Kamara is President of the Association of Independent Journalists and Chairman of the National League for Human Rights. He served as Secretary of State, Lands, Housing and the Environment, in the transitional government that brought multi-party democracy to his country.
Kamara won the London International Press Directory Freedom of the Press award and the US-based World Press Review International Editor of the Year Award. His work has been supported over the last decade by organizations ranging from UNESCO, the National Endowment for Democracy, and Reporters Sans Frontieres.
Natasa Kandic
Civil Courage Prize 2000
The founder and Executive Director of the Humanitarian Law Center (HLC), Kandic’s reporting of war crimes is unflinching.
Kandic interviewed witnesses and victims in her research into killings, disappearances, the torture of prisoners of war, and the patterns of ethnic cleansing in times of armed conflict. The HLC cooperated with the International Criminal Tribunal for the Former Yugoslavia (ICTY) at The Hague and with prosecutor's offices in Serbia, Montenegro, and Kosovo, providing them with information and expert assistance with regard to war crimes trials.
The HLC filed won legal action against the state of Serbia on behalf of Serb refugees, who were taken to war zones in Bosnia-Herzegovina and Croatia to be incorporated into the Bosnian Serb and Croatian Serb armies.
Kandic was one of the publishers of the first anti-war book in Serbia, A Grave for Miroslav Milenkovic.

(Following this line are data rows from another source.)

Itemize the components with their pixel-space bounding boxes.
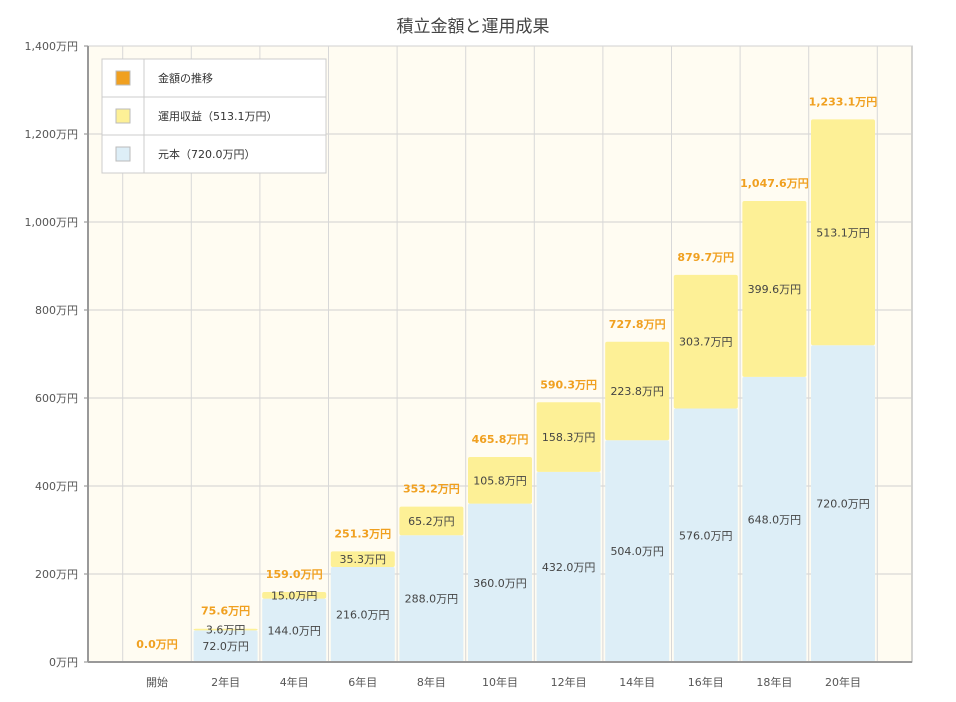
bar-principal — [673, 408, 738, 662]
bars — [193, 119, 875, 662]
principal-label: 144.0万円 — [267, 624, 321, 637]
gain-label: 3.6万円 — [206, 624, 246, 637]
bar-principal — [399, 535, 464, 662]
principal-label: 504.0万円 — [610, 545, 664, 558]
total-label: 727.8万円 — [609, 318, 666, 331]
gain-label: 158.3万円 — [542, 431, 596, 444]
total-label: 75.6万円 — [201, 605, 250, 618]
y-axis: 0万円 200万円 400万円 600万円 800万円 1,000万円 1,200万円 1,4… — [25, 40, 89, 669]
total-label: 353.2万円 — [403, 483, 460, 496]
bar-gain — [193, 628, 258, 631]
total-label: 465.8万円 — [472, 433, 529, 446]
bar-gain — [673, 274, 738, 409]
x-tick-label: 14年目 — [619, 675, 655, 689]
legend-item-gain-swatch — [115, 108, 131, 124]
gain-label: 105.8万円 — [473, 474, 527, 487]
bar-principal — [742, 376, 807, 662]
bar-principal — [262, 598, 327, 662]
chart-title: 積立金額と運用成果 — [397, 17, 550, 37]
y-tick-label: 0万円 — [49, 656, 78, 669]
bar-gain — [742, 201, 807, 377]
bar-principal — [605, 440, 670, 662]
x-tick-label: 20年目 — [825, 675, 861, 689]
principal-label: 648.0万円 — [748, 513, 802, 526]
x-axis: 開始 2年目 4年目 6年目 8年目 10年目 12年目 14年目 16年目 18年目 20年目 — [88, 661, 912, 689]
bar-gain — [605, 341, 670, 441]
x-tick-label: 2年目 — [211, 675, 240, 689]
bar-gain — [468, 457, 532, 504]
principal-label: 288.0万円 — [405, 593, 459, 606]
gain-label: 15.0万円 — [271, 589, 318, 602]
principal-label: 720.0万円 — [816, 498, 870, 511]
x-tick-label: 16年目 — [688, 675, 724, 689]
legend-item-principal-label: 元本（720.0万円） — [158, 147, 256, 161]
y-tick-label: 1,200万円 — [25, 128, 79, 141]
y-tick-label: 400万円 — [35, 480, 78, 493]
total-label: 1,047.6万円 — [740, 177, 809, 190]
gain-label: 303.7万円 — [679, 336, 733, 349]
principal-label: 432.0万円 — [542, 561, 596, 574]
total-label: 0.0万円 — [136, 638, 178, 651]
bar-gain — [262, 592, 327, 599]
x-tick-label: 開始 — [146, 675, 168, 689]
principal-label: 216.0万円 — [336, 608, 390, 621]
legend-box — [101, 58, 327, 174]
y-tick-label: 200万円 — [35, 568, 78, 581]
x-tick-label: 18年目 — [756, 675, 792, 689]
bar-gain — [811, 119, 875, 346]
principal-label: 72.0万円 — [202, 640, 249, 653]
x-tick-label: 6年目 — [348, 675, 377, 689]
total-label: 1,233.1万円 — [809, 95, 878, 108]
y-tick-label: 1,000万円 — [25, 216, 79, 229]
x-tick-label: 12年目 — [551, 675, 587, 689]
bar-principal — [330, 566, 395, 662]
legend-item-gain-label: 運用収益（513.1万円） — [158, 109, 278, 123]
gain-label: 35.3万円 — [340, 553, 387, 566]
y-tick-label: 800万円 — [35, 304, 78, 317]
legend-item-total-swatch — [115, 70, 131, 86]
legend-item-total-label: 金額の推移 — [158, 71, 213, 85]
total-label: 251.3万円 — [334, 527, 391, 540]
gain-label: 223.8万円 — [610, 385, 664, 398]
gain-label: 513.1万円 — [816, 226, 870, 239]
principal-label: 576.0万円 — [679, 529, 733, 542]
x-tick-label: 4年目 — [280, 675, 309, 689]
bar-gain — [536, 402, 601, 472]
x-tick-label: 10年目 — [482, 675, 518, 689]
bar-principal — [468, 503, 532, 662]
data-labels: 0.0万円 72.0万円 3.6万円 75.6万円 144.0万円 15.0万円 159.0… — [136, 95, 877, 653]
total-label: 590.3万円 — [540, 378, 597, 391]
gain-label: 399.6万円 — [748, 283, 802, 296]
total-label: 159.0万円 — [266, 568, 323, 581]
x-tick-label: 8年目 — [417, 675, 446, 689]
y-tick-label: 600万円 — [35, 392, 78, 405]
gain-label: 65.2万円 — [408, 515, 455, 528]
bar-gain — [399, 506, 464, 536]
bar-principal — [193, 630, 258, 662]
legend-item-principal-swatch — [115, 146, 131, 162]
y-tick-label: 1,400万円 — [25, 40, 79, 53]
bar-principal — [811, 345, 875, 662]
bar-principal — [536, 471, 601, 662]
total-label: 879.7万円 — [677, 251, 734, 264]
principal-label: 360.0万円 — [473, 577, 527, 590]
bar-gain — [330, 551, 395, 567]
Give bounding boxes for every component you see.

She was an organizer of a protest against the suffering of civilians in Sarajevo in which 150,000 carried an almost mile-long ribbon through downtown Belgrade.
Kandic and her Center strongly advocate regional reconciliation, taking responsibility for the crimes committed in the recent past, and restoring the human dignity of the victims whatever their ethnicity.
Throughout the 1990 wars in Balkans, she was the subject of repeated threats, harassment and harsh physical assault.
She is a recipient of the Human Rights Watch Award (1993), the Lawyer's Committee for Human Rights Award (1999), and the National Endowment for Democracy Award (2000, with Veton Suroi).